Tuesday 20 February 2018

Siemens is readying formal offer to Alstom for power assets

An apprentice inspects a section of cut metal at Alstom SA's welding training facility in Stafford, U.K.
An apprentice inspects a section of cut metal at Alstom SA's welding training facility in Stafford, U.K.

Siemens is readying a formal offer for Alstom under which it would transfer its rail activities and less than €7bn in cash to its French rival in exchange for its power assets, sources familiar with the German firm's thinking say.

The sources said that the offer under consideration put a slightly higher value on Alstom's energy activities than a rival bid from US giant General Electric.

But the cash component is expected to be only a little more than half of what GE is offering.

"Valuations for all the different elements have been done, but depending on which dials you turn you will arrive at different numbers for the cash element of the Siemens offer," one of sources said, adding that in any case it would be below €7bn.

Another source confirmed the cash part of the offer would fall under this threshold.

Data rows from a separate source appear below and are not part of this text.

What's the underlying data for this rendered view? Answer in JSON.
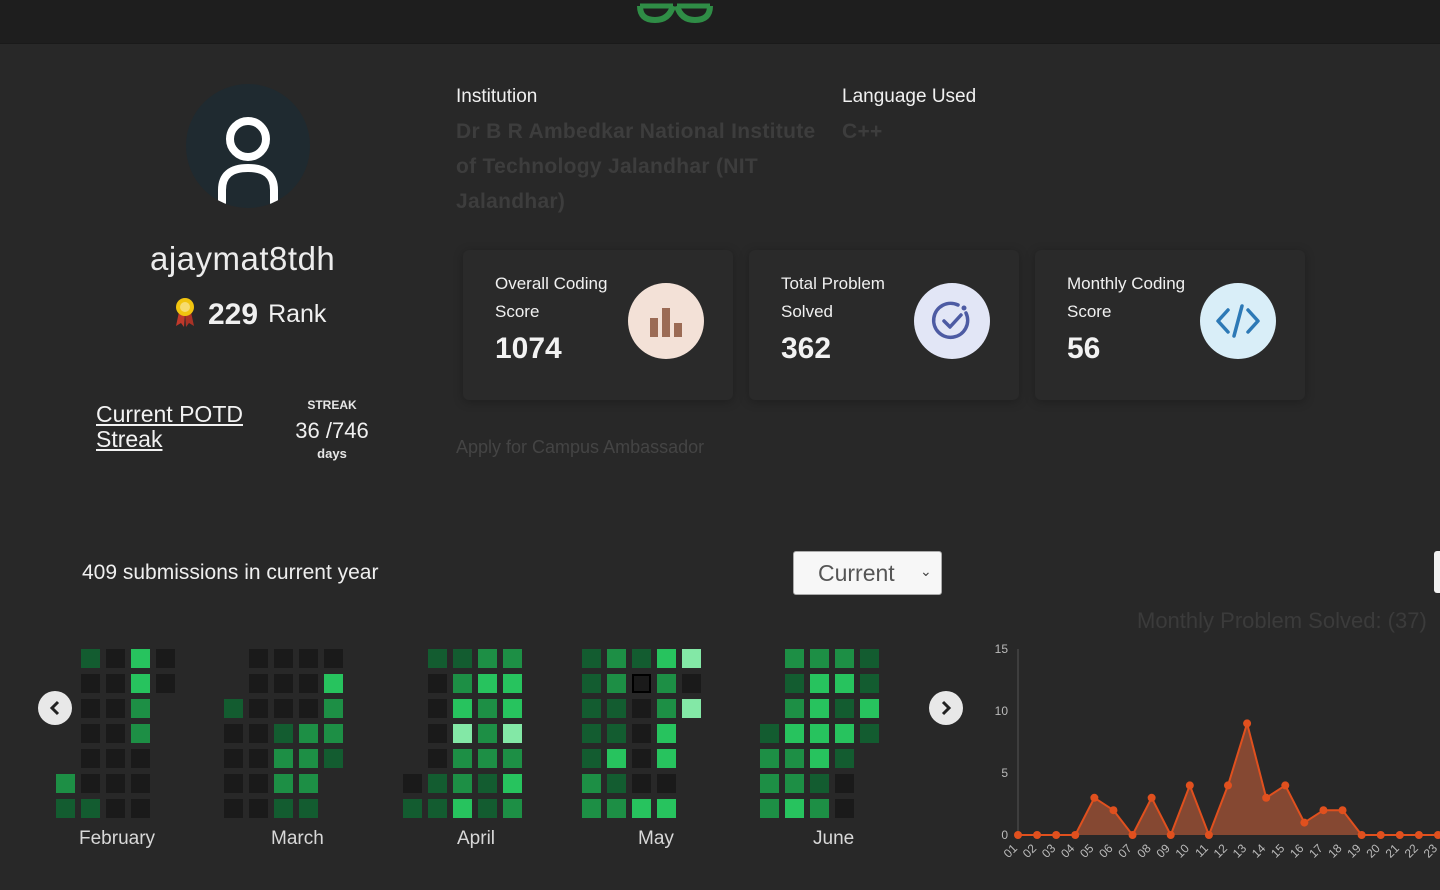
{
  "header": {
    "logo_icon": "gfg-logo-icon"
  },
  "profile": {
    "username": "ajaymat8tdh",
    "rank_value": "229",
    "rank_label": "Rank",
    "avatar_icon": "user-icon"
  },
  "potd": {
    "link_label": "Current POTD Streak",
    "streak_title": "STREAK",
    "streak_value": "36 /746",
    "streak_unit": "days"
  },
  "institution": {
    "label": "Institution",
    "value": "Dr B R Ambedkar National Institute of Technology Jalandhar (NIT Jalandhar)"
  },
  "language": {
    "label": "Language Used",
    "value": "C++"
  },
  "cards": [
    {
      "title": "Overall Coding Score",
      "value": "1074",
      "icon": "bar-chart-icon",
      "icon_bg": "#f3e1d7",
      "icon_color": "#9b6b55"
    },
    {
      "title": "Total Problem Solved",
      "value": "362",
      "icon": "check-circle-icon",
      "icon_bg": "#e2e6f6",
      "icon_color": "#4d5ba3"
    },
    {
      "title": "Monthly Coding Score",
      "value": "56",
      "icon": "code-icon",
      "icon_bg": "#d9eef8",
      "icon_color": "#2d79b6"
    }
  ],
  "ambassador_link": "Apply for Campus Ambassador",
  "submissions_text": "409 submissions in current year",
  "year_select": {
    "selected": "Current"
  },
  "heatmap": {
    "months": [
      "February",
      "March",
      "April",
      "May",
      "June"
    ],
    "colors": {
      "0": "#1a1a1a",
      "1": "#135c30",
      "2": "#1d8f45",
      "3": "#27c35e",
      "4": "#83e8a6"
    }
  },
  "chart_data": {
    "type": "line",
    "title": "Monthly Problem Solved: (37)",
    "x": [
      "01",
      "02",
      "03",
      "04",
      "05",
      "06",
      "07",
      "08",
      "09",
      "10",
      "11",
      "12",
      "13",
      "14",
      "15",
      "16",
      "17",
      "18",
      "19",
      "20",
      "21",
      "22",
      "23"
    ],
    "values": [
      0,
      0,
      0,
      0,
      3,
      2,
      0,
      3,
      0,
      4,
      0,
      4,
      9,
      3,
      4,
      1,
      2,
      2,
      0,
      0,
      0,
      0,
      0
    ],
    "ylim": [
      0,
      15
    ],
    "yticks": [
      0,
      5,
      10,
      15
    ],
    "color": "#e0501e",
    "fill": "#8a4a33"
  }
}
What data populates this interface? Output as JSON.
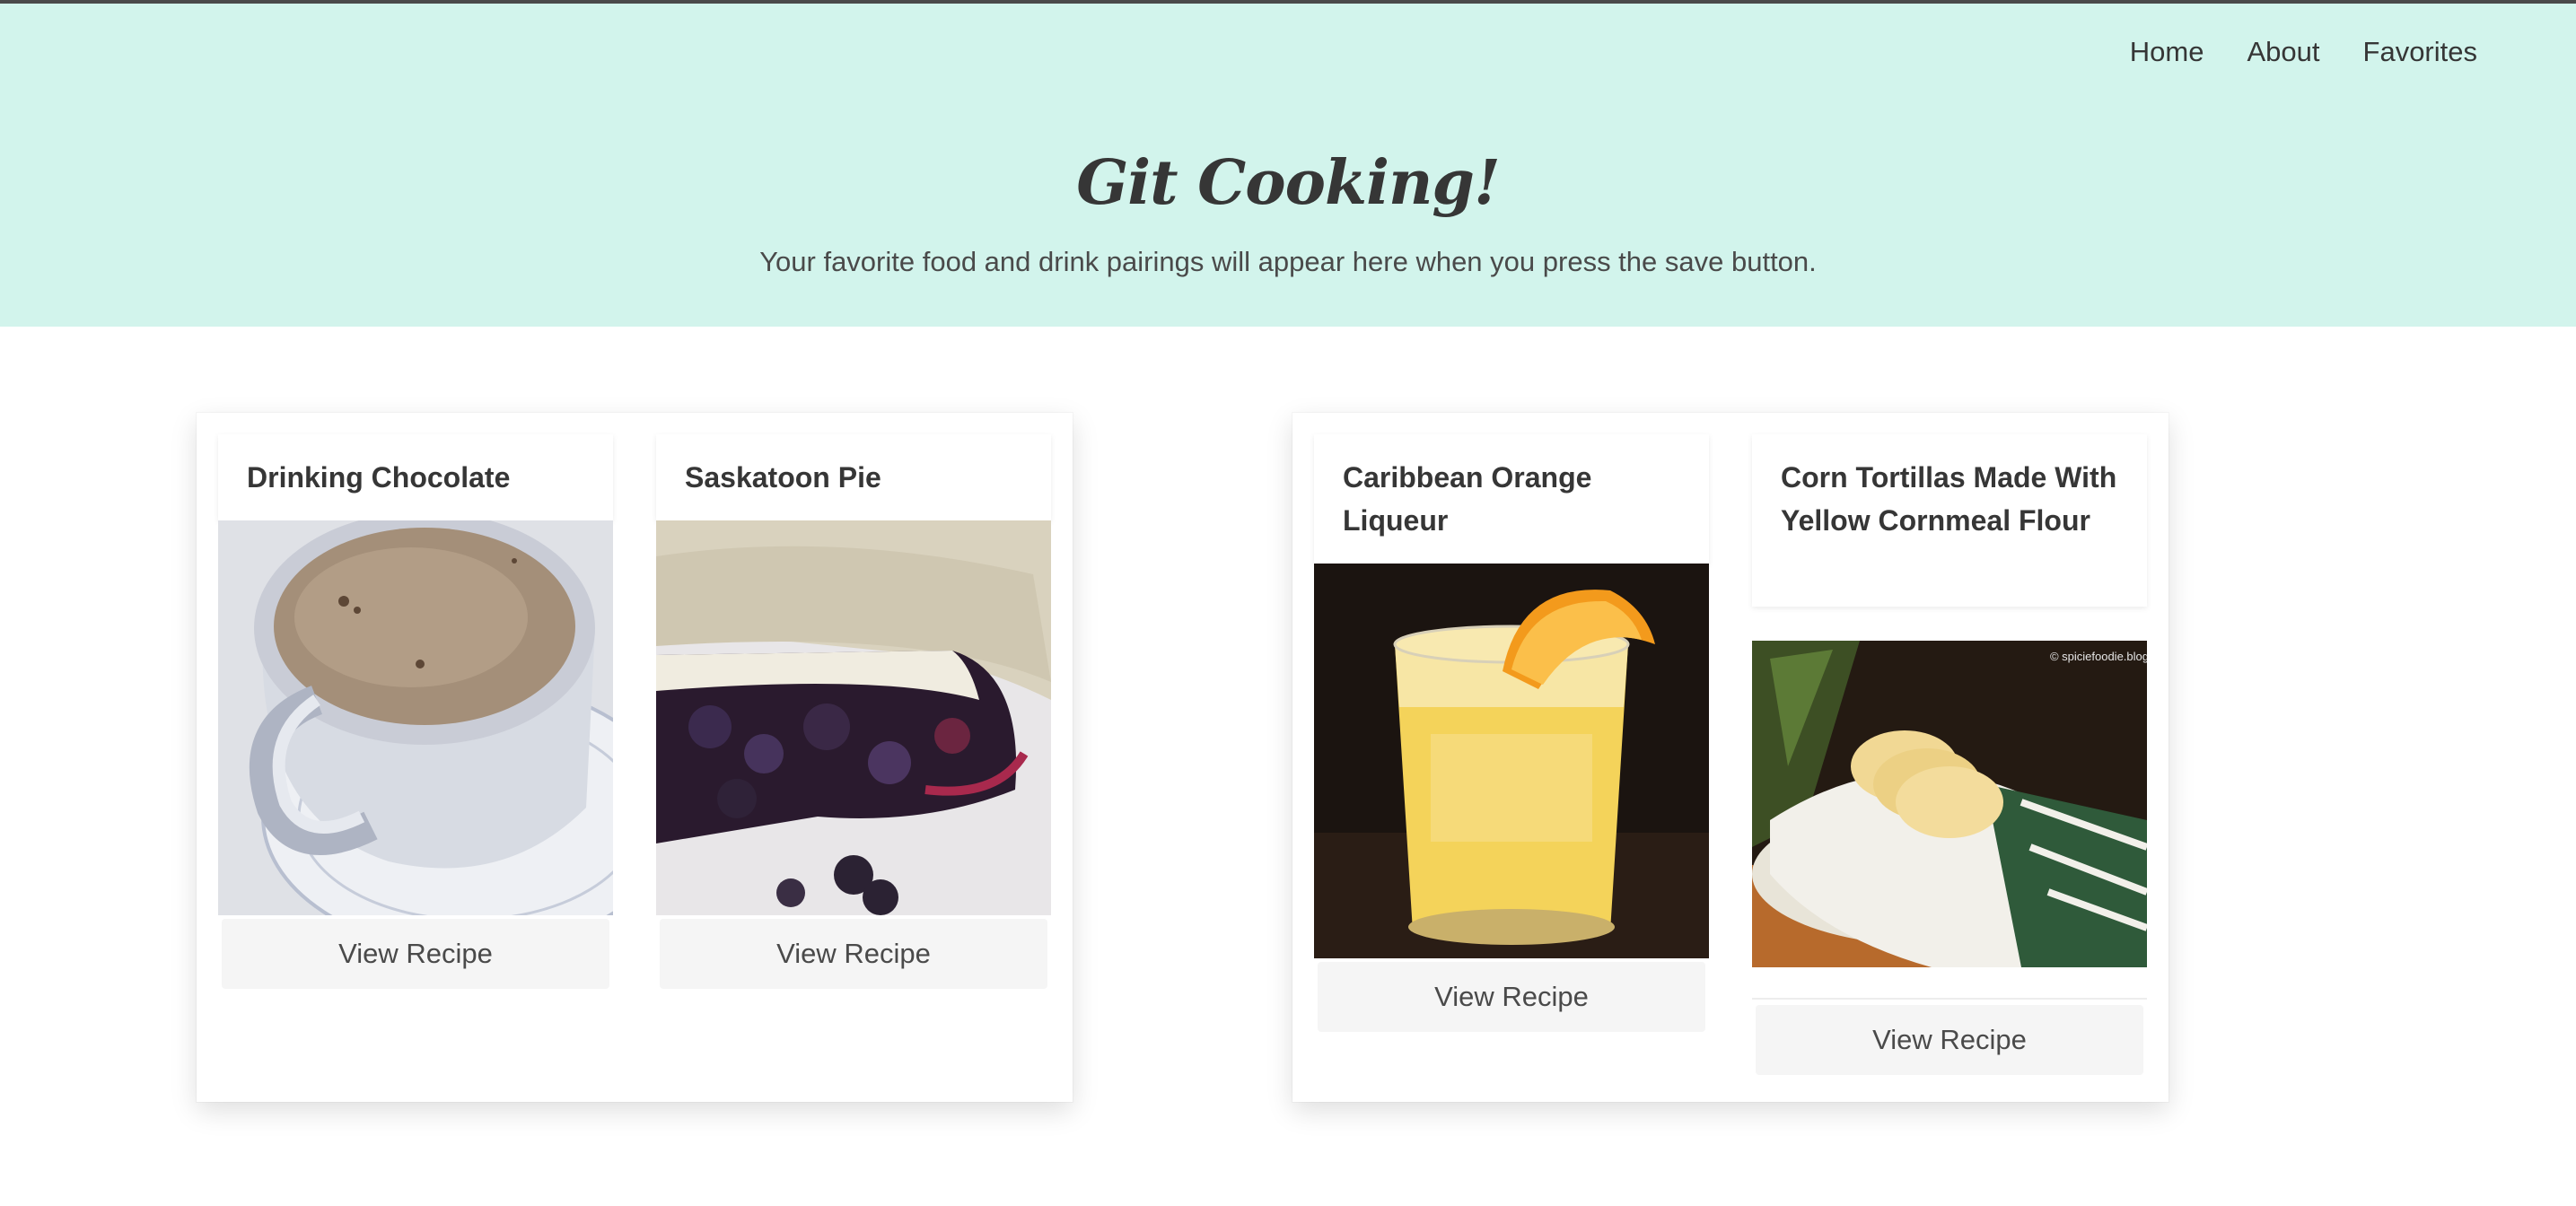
{
  "nav": {
    "home": "Home",
    "about": "About",
    "favorites": "Favorites"
  },
  "hero": {
    "title": "Git Cooking!",
    "subtitle": "Your favorite food and drink pairings will appear here when you press the save button."
  },
  "pairings": [
    {
      "food": {
        "title": "Drinking Chocolate",
        "button": "View Recipe",
        "image": "cup-of-hot-chocolate"
      },
      "drink": {
        "title": "Saskatoon Pie",
        "button": "View Recipe",
        "image": "slice-of-berry-pie"
      }
    },
    {
      "food": {
        "title": "Caribbean Orange Liqueur",
        "button": "View Recipe",
        "image": "glass-of-orange-drink"
      },
      "drink": {
        "title": "Corn Tortillas Made With Yellow Cornmeal Flour",
        "button": "View Recipe",
        "image": "basket-of-tortillas",
        "watermark": "© spiciefoodie.blog"
      }
    }
  ],
  "colors": {
    "hero_bg": "#d2f4ec",
    "button_bg": "#f5f5f5",
    "text": "#363636"
  }
}
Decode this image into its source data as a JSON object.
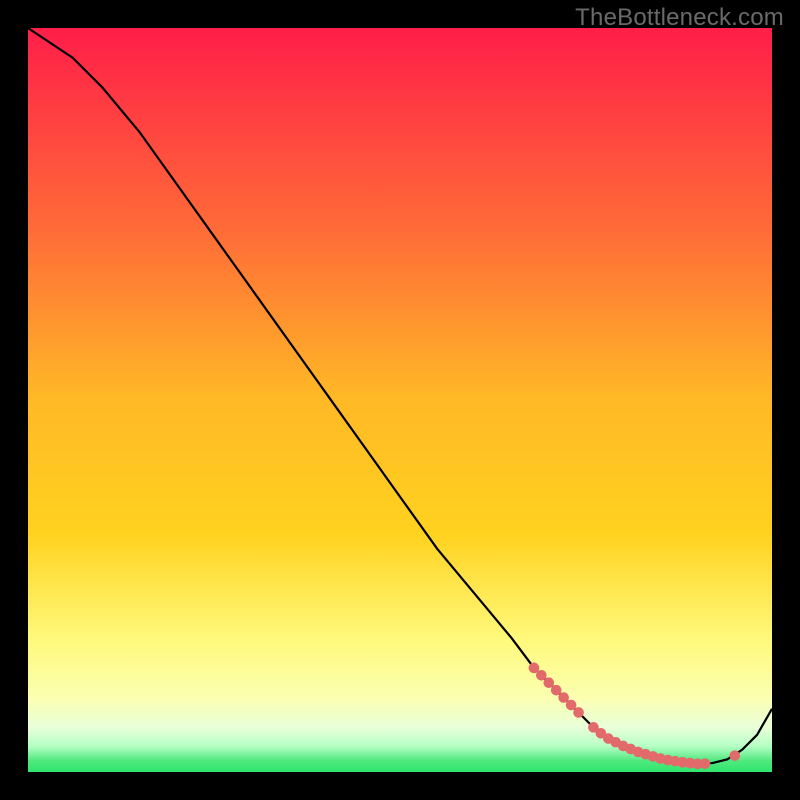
{
  "watermark": "TheBottleneck.com",
  "colors": {
    "bg": "#000000",
    "gradient_top": "#ff1e49",
    "gradient_mid_upper": "#ff8a2a",
    "gradient_mid": "#ffd21f",
    "gradient_mid_lower": "#fff55a",
    "gradient_lower": "#fbffb0",
    "gradient_band_pale": "#e9ffd9",
    "gradient_green": "#2ee66e",
    "curve": "#000000",
    "marker": "#e26a6a"
  },
  "chart_data": {
    "type": "line",
    "title": "",
    "xlabel": "",
    "ylabel": "",
    "xlim": [
      0,
      100
    ],
    "ylim": [
      0,
      100
    ],
    "series": [
      {
        "name": "bottleneck-curve",
        "x": [
          0,
          3,
          6,
          10,
          15,
          20,
          25,
          30,
          35,
          40,
          45,
          50,
          55,
          60,
          65,
          68,
          71,
          74,
          76,
          78,
          80,
          82,
          84,
          86,
          88,
          90,
          92,
          94,
          96,
          98,
          100
        ],
        "y": [
          100,
          98,
          96,
          92,
          86,
          79,
          72,
          65,
          58,
          51,
          44,
          37,
          30,
          24,
          18,
          14,
          11,
          8,
          6,
          4.5,
          3.5,
          2.7,
          2.1,
          1.6,
          1.3,
          1.1,
          1.2,
          1.7,
          3.0,
          5.0,
          8.5
        ]
      }
    ],
    "markers": {
      "name": "highlighted-points",
      "x": [
        68,
        69,
        70,
        71,
        72,
        73,
        74,
        76,
        77,
        78,
        79,
        80,
        81,
        82,
        83,
        84,
        85,
        86,
        87,
        88,
        89,
        90,
        91,
        95
      ],
      "y": [
        14,
        13,
        12,
        11,
        10,
        9,
        8,
        6,
        5.2,
        4.5,
        4.0,
        3.5,
        3.1,
        2.7,
        2.4,
        2.1,
        1.8,
        1.6,
        1.45,
        1.3,
        1.2,
        1.1,
        1.12,
        2.2
      ]
    }
  }
}
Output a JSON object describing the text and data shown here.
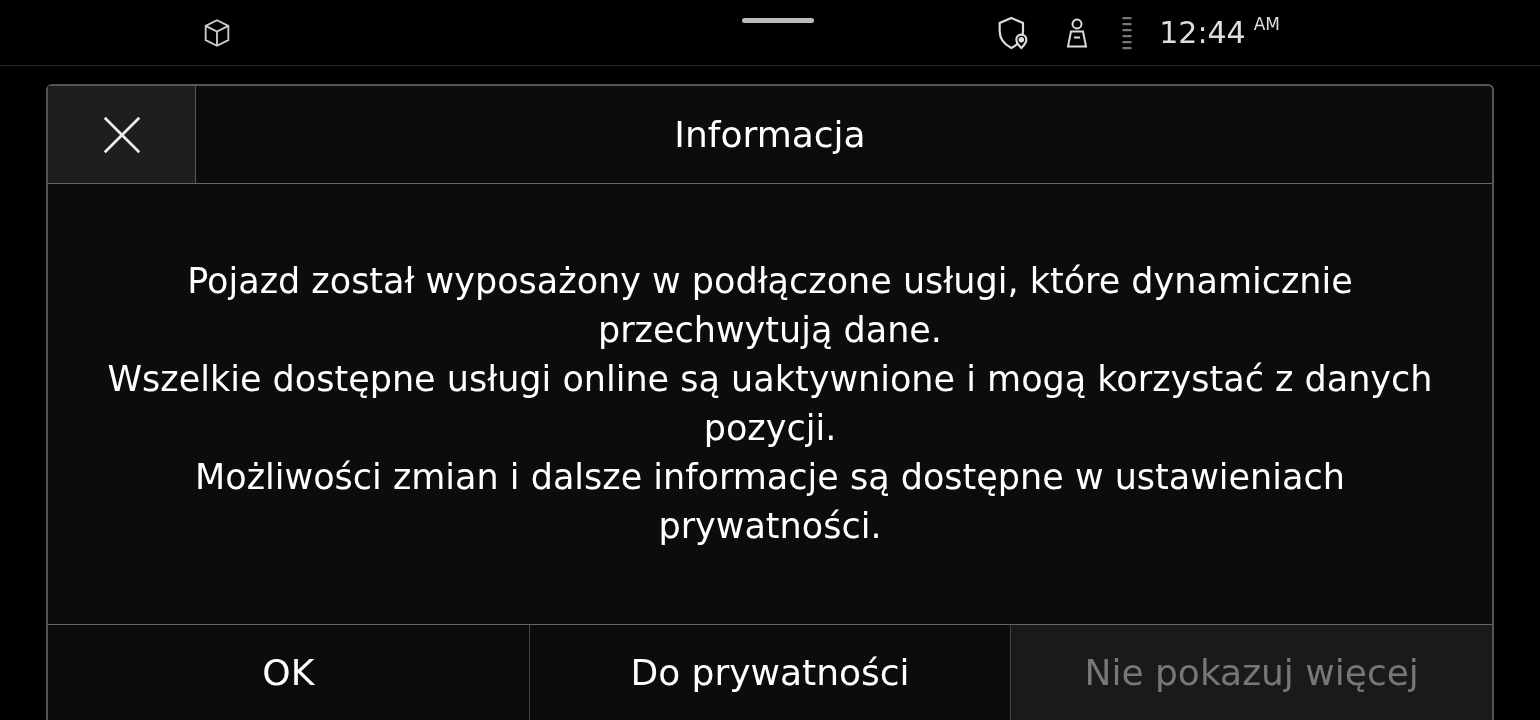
{
  "status_bar": {
    "time": "12:44",
    "meridiem": "AM"
  },
  "dialog": {
    "title": "Informacja",
    "paragraphs": [
      "Pojazd został wyposażony w podłączone usługi, które dynamicznie przechwytują dane.",
      "Wszelkie dostępne usługi online są uaktywnione i mogą korzystać z danych pozycji.",
      "Możliwości zmian i dalsze informacje są dostępne w ustawieniach prywatności."
    ],
    "buttons": [
      {
        "label": "OK",
        "disabled": false
      },
      {
        "label": "Do prywatności",
        "disabled": false
      },
      {
        "label": "Nie pokazuj więcej",
        "disabled": true
      }
    ]
  }
}
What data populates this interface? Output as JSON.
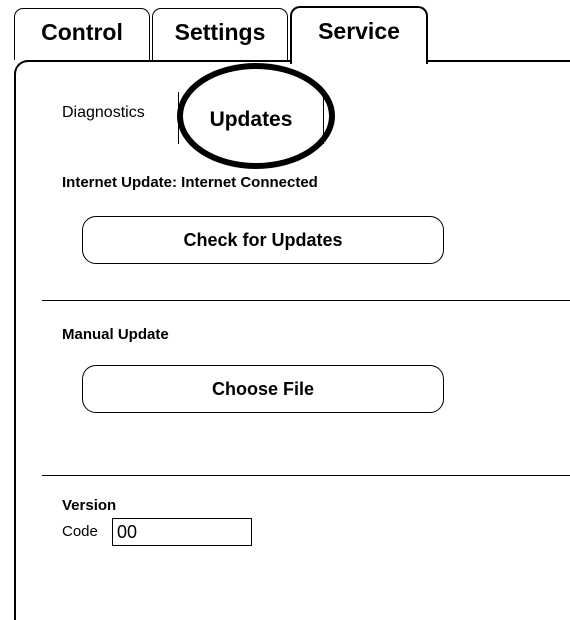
{
  "tabs": {
    "control": "Control",
    "settings": "Settings",
    "service": "Service"
  },
  "subtabs": {
    "diagnostics": "Diagnostics",
    "updates": "Updates"
  },
  "internet_update": {
    "status_label": "Internet Update: Internet Connected",
    "check_button": "Check for Updates"
  },
  "manual_update": {
    "label": "Manual Update",
    "choose_button": "Choose File"
  },
  "version": {
    "label": "Version",
    "code_label": "Code",
    "code_value": "00"
  },
  "colors": {
    "line": "#000000",
    "background": "#ffffff"
  }
}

This reflects the fact that Siemens would be transferring its trains business to Alstom, allowing the French government to trumpet the creation of a new European rail champion.


It also follows a decision by Siemens to exclude some Alstom energy activities – nuclear, wind energy, and transmission and distribution (T&D) – from its bid, two sources said.

Both Siemens and Alstom declined to comment.

Alstom is already in talks with GE over a €12.35bn all-cash offer for its power arm, which has been extended until June 23. Under strong political pressure, it has opened its books to Siemens so the German firm can propose its own deal if it wants to.

Excluding Alstom's nuclear and wind businesses from its bid could allow the French group to sell them directly to state-controlled energy firm Areva. But it could also create problems as one source close to the French camp said it would be difficult to separate the nuclear side of the turbine business from non-nuclear activities.

As for the T&D business, valued at €1.5 to €2bn, sources said Siemens was worried that acquiring Alstom's assets in this area would create formidable regulatory hurdles given the dominant position Siemens already enjoys in the sector.